Football is for you & me, not for fucking industry

22 Haziran 2009 Pazartesi

Gerekirse Parkeye İnerlerdi !

Play off finali serisinin 6.maçı bitip sahalarda görmek istediğimiz güzel hareketler ekranlara gelince keyiflenmiş ve “Bu, taraftarımızın parkeye ilk inişi değildir, son da olmayacak …” demiştik. Yaşımızın müsait olduğu maçları arşivimizden aradık bulduk. Sahaya inilen 4 maç, sahaya yabancı madde atıldığı için duran 7 maç ve saha olayları sebebiyle tribünlerin kısmen boşaltıldığı 9 maç bulduk. Vakit buldukça bunları fotoğraflayıp bilgisayarımıza yükleyecek ve yazılarıyla blog da paylaşacağız. Madem konuyu açtık giriş olması için tanıtıcı reklam niyetine 2 maç ekleyelim.


1978 Yılı Fenerbahçe – Taçspor maçı (Spor Sergi)
Deplasmanlı Basketbol Liginde oynan bu maç sahaya atılan yabancı cisimler ve rakip oyunculara yönelik sataşmalar sebebiyle iki kere duruyor. Ve maçın sonlarında ortalık karışıyor. O zaman sosyete denilen pota arkası ve bayrak denilen tribünün bir kısmında taraftarla polisler arasında itişmeler oluyor. Ve polisler zor kullanarak 100 kadar taraftarımızı salon dışına çıkarıyor. Hatta “para verip bilet aldık, nasıl izlettirmezsiniz” diye şikayet eden bir taraftarımızı tekrar salona sokup acımasızca dövüyorlar.


1983 Yılı Eczacıbaşı - Fenerbahçe maçı (Spor ve Sergi Sarayı)
Bu maçın son dakikalarında müsabaka duruyor. Askerler Eczacıbaşı'nın oyuncularını ve teknik heyetini korurken polisler tribünlere müdahale ediyorlar. Taraftarlarımızı salon dışına çıkarmaya çalışıyorlar. Sahaya atılan yabancı cisimler bahane edilerek polis yine sert davranışlarda bulunuyor.

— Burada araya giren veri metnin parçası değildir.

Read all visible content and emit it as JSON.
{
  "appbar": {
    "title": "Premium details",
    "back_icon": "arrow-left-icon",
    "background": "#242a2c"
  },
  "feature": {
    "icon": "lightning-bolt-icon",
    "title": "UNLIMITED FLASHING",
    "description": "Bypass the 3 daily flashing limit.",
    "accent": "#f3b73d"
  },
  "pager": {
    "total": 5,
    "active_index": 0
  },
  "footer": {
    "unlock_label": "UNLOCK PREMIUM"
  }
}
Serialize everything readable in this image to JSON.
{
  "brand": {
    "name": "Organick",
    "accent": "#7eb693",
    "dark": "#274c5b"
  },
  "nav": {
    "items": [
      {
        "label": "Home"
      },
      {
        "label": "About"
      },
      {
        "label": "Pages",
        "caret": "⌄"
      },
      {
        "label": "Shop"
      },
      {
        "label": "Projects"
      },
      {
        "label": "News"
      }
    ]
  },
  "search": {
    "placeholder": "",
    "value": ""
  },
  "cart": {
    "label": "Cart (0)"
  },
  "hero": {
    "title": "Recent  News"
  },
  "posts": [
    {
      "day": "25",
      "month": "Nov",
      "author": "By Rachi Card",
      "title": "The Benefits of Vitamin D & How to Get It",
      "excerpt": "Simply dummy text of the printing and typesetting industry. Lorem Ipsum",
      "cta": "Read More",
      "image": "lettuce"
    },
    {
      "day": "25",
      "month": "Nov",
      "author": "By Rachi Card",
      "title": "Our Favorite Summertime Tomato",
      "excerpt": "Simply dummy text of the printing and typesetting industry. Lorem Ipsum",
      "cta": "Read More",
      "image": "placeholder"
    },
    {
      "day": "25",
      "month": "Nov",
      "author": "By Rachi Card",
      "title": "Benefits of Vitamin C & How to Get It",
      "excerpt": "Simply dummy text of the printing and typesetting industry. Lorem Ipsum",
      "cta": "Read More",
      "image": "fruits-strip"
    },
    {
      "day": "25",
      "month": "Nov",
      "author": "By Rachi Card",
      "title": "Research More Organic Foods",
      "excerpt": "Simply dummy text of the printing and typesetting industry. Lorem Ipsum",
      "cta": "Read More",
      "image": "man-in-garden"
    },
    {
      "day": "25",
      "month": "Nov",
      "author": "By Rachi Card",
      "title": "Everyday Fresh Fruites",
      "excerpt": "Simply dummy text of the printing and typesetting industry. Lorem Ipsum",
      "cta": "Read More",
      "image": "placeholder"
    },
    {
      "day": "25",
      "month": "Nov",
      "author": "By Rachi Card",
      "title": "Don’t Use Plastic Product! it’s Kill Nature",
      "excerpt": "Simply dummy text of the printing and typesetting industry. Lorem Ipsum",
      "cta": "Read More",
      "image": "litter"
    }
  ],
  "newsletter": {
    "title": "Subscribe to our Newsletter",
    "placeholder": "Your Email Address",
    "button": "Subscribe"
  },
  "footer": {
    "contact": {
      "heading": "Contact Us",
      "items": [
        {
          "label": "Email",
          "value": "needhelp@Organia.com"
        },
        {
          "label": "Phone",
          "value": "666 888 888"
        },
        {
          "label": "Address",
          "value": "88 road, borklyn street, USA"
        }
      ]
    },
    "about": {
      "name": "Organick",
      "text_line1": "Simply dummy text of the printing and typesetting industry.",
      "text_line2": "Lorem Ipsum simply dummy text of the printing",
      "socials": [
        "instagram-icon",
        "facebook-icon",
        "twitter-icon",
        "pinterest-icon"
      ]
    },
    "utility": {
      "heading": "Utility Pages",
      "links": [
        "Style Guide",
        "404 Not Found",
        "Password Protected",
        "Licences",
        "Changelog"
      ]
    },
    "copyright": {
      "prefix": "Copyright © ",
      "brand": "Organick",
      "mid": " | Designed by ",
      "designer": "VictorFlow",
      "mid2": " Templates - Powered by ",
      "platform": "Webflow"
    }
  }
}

Taraftarlarımızı sinirlendiren ise skor değil Eczacıbaşı koçu Aydan Siyavuş ve yedek oyuncuların sevinç gösterileri, maksadını aşan hareketleridir. Tribünler karışıp oyun durunca Fenerbahçeli yöneticiler Siyavuş’a tribünden bazı şeyler söylerler. Siyavuş’da maç sonunda “Sevinç tezahürüm yanlış anlaşıldı” der. Salonun bir kısmı boşaltılır, maç yeniden başlar ve Eczacıbaşı takımı maçı kazanır.

2 gün sonra Ali Şen “Fenerbahçe'nin basketboldaki hamlesini engellemek isteyenler var, her maçta olan olaylar sadece bizim maçımızda salon boşaltma ve maçı durdurma ile sonuçlanıyor” der.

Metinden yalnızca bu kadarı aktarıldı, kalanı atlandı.